Après son Prix d'Interprétation à Cannes en mai dernier pour Antichrist (lire l'article du 18 juin 2009), l'année 2009 continue pour la prolifique Charlotte Gainsbourg puisqu'en parallèle de la sortie de Persécution, le nouveau film de Patrice Chéreau, elle publie IRM, son troisième écrit et produit par Beck.
En 2006, Charlotte Gainsbourg enregistrait un album pour la première fois depuis vingt ans et pour la première fois sans la direction de son père. Avec Air, Jarvis Cocker ou encore Neil Hannon, elle publie 5:55 qui se vend à 500 000 exemplaires (dont 300 000 en France). Après le succès mérité de ce disque, elle se replonge dans le cinéma. En 2009, elle revient avec ce disque entièrement conçu par Beck et elle-même.

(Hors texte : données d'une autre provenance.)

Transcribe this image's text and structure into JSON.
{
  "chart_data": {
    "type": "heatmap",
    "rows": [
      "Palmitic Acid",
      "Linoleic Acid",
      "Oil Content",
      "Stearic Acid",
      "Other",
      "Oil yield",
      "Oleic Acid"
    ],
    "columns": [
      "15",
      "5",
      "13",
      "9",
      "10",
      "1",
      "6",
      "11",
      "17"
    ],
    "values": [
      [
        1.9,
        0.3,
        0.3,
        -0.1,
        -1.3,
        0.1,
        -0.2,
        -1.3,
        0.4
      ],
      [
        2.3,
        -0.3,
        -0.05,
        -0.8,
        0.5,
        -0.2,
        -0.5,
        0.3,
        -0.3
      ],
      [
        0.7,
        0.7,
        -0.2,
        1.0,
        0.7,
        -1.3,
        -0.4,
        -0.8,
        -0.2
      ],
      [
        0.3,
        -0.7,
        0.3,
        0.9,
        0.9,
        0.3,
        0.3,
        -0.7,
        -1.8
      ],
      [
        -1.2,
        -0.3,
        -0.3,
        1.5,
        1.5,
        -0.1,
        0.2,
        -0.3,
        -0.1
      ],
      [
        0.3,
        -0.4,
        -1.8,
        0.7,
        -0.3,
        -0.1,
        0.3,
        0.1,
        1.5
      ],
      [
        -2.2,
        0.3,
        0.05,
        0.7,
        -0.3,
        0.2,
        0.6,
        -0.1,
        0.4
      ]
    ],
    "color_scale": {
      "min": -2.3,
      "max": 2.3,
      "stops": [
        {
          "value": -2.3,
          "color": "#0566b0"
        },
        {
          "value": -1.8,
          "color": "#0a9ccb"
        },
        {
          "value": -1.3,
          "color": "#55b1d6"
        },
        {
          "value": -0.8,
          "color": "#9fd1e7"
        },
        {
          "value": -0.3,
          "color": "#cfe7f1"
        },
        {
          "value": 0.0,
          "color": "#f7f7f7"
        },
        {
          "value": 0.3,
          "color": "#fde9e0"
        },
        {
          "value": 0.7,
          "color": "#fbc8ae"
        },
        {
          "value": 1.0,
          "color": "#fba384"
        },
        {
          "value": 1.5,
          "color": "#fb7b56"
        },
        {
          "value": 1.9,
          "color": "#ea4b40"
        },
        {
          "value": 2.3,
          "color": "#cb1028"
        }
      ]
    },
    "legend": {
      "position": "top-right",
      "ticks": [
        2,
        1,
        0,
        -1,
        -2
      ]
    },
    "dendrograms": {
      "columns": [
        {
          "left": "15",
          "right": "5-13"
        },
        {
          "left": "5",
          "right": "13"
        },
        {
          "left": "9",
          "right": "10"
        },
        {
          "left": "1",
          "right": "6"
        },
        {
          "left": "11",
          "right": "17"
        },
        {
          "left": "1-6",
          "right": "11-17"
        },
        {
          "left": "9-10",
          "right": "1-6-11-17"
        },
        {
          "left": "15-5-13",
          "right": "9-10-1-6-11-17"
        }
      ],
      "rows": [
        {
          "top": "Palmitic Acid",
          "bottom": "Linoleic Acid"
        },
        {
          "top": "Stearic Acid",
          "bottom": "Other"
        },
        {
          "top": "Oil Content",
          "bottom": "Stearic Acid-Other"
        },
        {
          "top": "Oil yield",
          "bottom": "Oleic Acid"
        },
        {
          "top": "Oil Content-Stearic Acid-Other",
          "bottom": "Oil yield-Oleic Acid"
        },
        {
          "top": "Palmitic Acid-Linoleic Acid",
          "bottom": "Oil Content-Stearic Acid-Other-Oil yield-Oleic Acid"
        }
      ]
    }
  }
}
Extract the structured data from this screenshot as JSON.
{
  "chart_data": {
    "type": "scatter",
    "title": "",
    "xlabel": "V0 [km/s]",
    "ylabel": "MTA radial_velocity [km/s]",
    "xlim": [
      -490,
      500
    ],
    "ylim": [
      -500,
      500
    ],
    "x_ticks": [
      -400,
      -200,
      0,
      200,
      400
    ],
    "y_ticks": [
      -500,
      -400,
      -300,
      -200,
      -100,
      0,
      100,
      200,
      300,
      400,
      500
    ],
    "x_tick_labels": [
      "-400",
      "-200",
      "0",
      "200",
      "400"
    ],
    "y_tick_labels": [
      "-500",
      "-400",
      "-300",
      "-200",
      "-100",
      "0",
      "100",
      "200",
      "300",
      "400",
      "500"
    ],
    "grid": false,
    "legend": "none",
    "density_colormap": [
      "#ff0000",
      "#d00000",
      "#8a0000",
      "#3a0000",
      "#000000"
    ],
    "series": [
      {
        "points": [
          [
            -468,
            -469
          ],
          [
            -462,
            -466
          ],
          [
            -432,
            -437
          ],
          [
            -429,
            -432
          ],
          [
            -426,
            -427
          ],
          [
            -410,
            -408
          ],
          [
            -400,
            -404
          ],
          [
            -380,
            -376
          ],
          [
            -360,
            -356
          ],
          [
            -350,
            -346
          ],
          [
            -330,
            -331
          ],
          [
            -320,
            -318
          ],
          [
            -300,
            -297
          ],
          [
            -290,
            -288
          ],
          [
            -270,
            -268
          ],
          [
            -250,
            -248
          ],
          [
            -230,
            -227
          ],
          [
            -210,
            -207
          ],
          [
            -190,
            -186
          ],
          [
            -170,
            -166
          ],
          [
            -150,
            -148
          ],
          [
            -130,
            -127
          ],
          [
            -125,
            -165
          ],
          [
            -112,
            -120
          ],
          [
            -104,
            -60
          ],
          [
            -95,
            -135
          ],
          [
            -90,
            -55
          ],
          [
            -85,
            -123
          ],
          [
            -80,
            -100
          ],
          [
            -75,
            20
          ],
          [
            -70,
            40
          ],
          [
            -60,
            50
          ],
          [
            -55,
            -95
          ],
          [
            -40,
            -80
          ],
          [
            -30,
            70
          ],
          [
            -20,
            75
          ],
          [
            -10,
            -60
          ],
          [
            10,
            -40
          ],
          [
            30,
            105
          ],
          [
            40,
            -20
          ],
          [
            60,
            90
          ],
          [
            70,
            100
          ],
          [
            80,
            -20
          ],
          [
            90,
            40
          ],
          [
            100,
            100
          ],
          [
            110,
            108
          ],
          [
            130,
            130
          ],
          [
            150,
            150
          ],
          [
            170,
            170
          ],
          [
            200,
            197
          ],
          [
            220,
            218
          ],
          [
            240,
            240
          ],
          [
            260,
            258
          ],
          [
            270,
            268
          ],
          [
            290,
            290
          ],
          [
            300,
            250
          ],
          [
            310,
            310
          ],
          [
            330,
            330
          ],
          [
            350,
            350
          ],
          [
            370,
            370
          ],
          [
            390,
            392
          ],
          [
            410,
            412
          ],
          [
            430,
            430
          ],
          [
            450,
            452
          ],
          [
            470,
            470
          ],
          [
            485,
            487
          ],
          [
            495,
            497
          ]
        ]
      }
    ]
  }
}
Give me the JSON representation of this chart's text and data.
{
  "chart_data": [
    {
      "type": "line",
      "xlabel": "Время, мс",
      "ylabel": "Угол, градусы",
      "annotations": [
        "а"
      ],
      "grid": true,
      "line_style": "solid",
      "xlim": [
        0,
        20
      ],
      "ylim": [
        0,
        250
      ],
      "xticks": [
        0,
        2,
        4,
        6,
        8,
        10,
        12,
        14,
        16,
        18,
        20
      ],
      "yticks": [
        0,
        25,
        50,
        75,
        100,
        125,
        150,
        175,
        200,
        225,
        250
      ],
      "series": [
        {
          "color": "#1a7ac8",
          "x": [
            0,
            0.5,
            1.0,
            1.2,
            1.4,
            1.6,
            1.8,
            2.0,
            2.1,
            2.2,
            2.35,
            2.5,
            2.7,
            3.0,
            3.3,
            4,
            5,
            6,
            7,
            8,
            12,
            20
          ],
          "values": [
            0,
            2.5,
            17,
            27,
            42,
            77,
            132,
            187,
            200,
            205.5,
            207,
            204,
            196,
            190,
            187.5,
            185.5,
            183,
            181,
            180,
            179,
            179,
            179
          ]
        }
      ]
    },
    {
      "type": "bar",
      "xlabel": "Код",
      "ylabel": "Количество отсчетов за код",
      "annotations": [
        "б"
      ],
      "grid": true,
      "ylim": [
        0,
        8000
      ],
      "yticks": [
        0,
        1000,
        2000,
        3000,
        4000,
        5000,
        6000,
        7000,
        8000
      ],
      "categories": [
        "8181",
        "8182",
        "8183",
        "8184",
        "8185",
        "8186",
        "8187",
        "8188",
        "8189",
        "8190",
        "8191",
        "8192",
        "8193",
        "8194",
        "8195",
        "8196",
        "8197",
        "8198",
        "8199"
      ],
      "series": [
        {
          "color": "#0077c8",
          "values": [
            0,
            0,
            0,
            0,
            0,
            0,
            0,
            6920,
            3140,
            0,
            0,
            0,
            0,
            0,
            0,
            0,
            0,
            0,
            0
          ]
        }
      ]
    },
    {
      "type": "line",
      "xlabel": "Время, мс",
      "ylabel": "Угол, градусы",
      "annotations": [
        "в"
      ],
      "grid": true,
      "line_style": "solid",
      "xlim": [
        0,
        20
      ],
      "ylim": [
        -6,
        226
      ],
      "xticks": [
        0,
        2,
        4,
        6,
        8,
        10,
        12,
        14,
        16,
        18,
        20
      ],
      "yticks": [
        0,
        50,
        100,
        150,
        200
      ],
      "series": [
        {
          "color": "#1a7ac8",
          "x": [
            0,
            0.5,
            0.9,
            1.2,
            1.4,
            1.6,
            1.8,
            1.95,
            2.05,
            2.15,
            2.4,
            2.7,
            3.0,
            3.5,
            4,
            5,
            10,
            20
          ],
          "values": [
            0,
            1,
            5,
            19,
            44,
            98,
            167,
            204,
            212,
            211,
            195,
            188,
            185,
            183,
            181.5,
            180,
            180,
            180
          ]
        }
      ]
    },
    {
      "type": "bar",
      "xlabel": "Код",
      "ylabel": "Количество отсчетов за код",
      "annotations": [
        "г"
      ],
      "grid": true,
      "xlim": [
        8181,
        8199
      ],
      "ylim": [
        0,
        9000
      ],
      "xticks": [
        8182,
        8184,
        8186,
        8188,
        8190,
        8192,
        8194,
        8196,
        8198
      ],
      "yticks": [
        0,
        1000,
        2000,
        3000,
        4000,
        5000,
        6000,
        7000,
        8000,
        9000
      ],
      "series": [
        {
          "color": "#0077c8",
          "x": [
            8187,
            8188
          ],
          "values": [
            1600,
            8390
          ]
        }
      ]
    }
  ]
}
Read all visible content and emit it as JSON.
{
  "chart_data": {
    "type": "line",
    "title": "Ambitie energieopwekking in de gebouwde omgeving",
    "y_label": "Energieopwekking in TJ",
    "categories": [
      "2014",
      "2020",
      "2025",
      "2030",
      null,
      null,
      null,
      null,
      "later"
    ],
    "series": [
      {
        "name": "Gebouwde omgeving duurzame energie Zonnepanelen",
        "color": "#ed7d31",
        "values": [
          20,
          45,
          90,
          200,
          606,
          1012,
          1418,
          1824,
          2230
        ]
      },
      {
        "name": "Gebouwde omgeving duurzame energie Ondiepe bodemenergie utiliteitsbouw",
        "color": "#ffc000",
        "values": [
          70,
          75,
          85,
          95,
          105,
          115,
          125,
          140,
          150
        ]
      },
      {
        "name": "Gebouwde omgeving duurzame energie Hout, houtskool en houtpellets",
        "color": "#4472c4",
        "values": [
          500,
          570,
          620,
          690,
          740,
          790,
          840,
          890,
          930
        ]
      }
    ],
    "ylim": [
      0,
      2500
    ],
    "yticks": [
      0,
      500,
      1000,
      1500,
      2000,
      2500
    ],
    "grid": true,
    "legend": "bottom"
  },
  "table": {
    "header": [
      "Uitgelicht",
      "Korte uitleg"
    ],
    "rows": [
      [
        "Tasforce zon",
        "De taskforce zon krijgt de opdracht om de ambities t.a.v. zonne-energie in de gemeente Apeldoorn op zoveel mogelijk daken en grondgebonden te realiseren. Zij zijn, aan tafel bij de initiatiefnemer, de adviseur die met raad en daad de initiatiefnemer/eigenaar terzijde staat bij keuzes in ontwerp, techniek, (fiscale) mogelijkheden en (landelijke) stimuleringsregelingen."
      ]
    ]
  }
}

L'artiste Beck, révélé il y a une quinzaine d'années, est un musicien extrêmement doué et touche-à-tout (pop, rock, funk, électro…). C'est lui qui a organisé le projet IRM. Il a écrit et composé tous les titres avec la participation de Charlotte Gainsbourg pour certains textes et pour la première fois. Elle en témoigne : "Il m'a poussé à écrire en français, j'ai essayé, mais je trouve ça difficile en chanson. (…) Je me suis donc contentée de sélectionner des poésies d'Apollinaire et de les dire". Dans ce disque très réussi et varié, se côtoient ballades pop, sonorités électro, rock, folk, percussions africaines, tout un monde. L'album correspond selon l'intéressée à son état d'esprit au moment de l'enregistrement. "J'avais emporté avec moi un recueil d'Apollinaire dans lequel j'ai pioché des thèmes (le mémoire, le temps, la mort) pour La Collectionneuse". Autre référence littéraire, Lewis Caroll et son De l'autre côté du miroir pour le morceau Looking glass blues, disponible sur l'édition "deluxe". Le disque est porté par le single Heaven can wait, en duo avec Beck, qui n'est pas sans rappeler les ballades des Beatles.
Beck joue de tous les instruments, assure les chœurs (et même un duo), conçoit et produit IRM mais Charlotte Gainsbourg a pris une part plus active, selon elle, que dans la réalisation du précédent disque. "On écrivait ensemble dans le studio, chacun dans son coin au début, et puis il m'a vraiment sollicitée, en guettant mes réactions, en les intégrant à son travail" déclare-t-elle. Beck lui a fait découvrir des artistes importants de la scène indie comme la géniale M.I.A., le grand groupe Animal Collective ou Grizzly Bear. La chanson Voyage est une variation sur Voyage au bout de la nuit de Céline, que la chanteuse venait de lire. L'écriture étrange et l'ambiance fantomatique sont un joli exemple de la collaboration entre Beck et sa muse. On retrouve aussi une reprise, celle d'une chanson québécoise des années 1970, Le chat du Café des Artistes, au texte ironique et que Serge Gainsbourg aurait certainement apprécié. D'ailleurs, si Beck n'a jamais évoqué le père de la chanteuse, on entend de nombreuses références ; les arrangements de Vanities et Le chat du Café des Artistes font sérieusement penser à la collaboration du maître avec Jean-Claude Vannier sur L'histoire de Melody Nelson et L'homme à la tête de chou. La chanson IRM, qui donne son nom à l'album et compte parmi les meilleures, est basée sur le véritable bruit des IRM (Imagerie par Résonance Magnétique). Charlotte Gainsbourg en a subi énormément en 2007, suite à son accident cérébral et ces lourdes basses électro donne un aspect oppressant au morceau, sensation vécue dans les cabines où elle passait ces examens.
L'album est enthousiasmant du début à la fin, mais les chansons que je préfère sont sûrement IRM, Time of the assassins, Vanities, Greenwich Mean Time, Trick Pony ou In the end. A 38 ans, Charlotte Gainsbourg est une artiste épanouie et accomplie. Elle envisage même de monter sur scène et de donner des concerts pour la première fois au printemps 2010.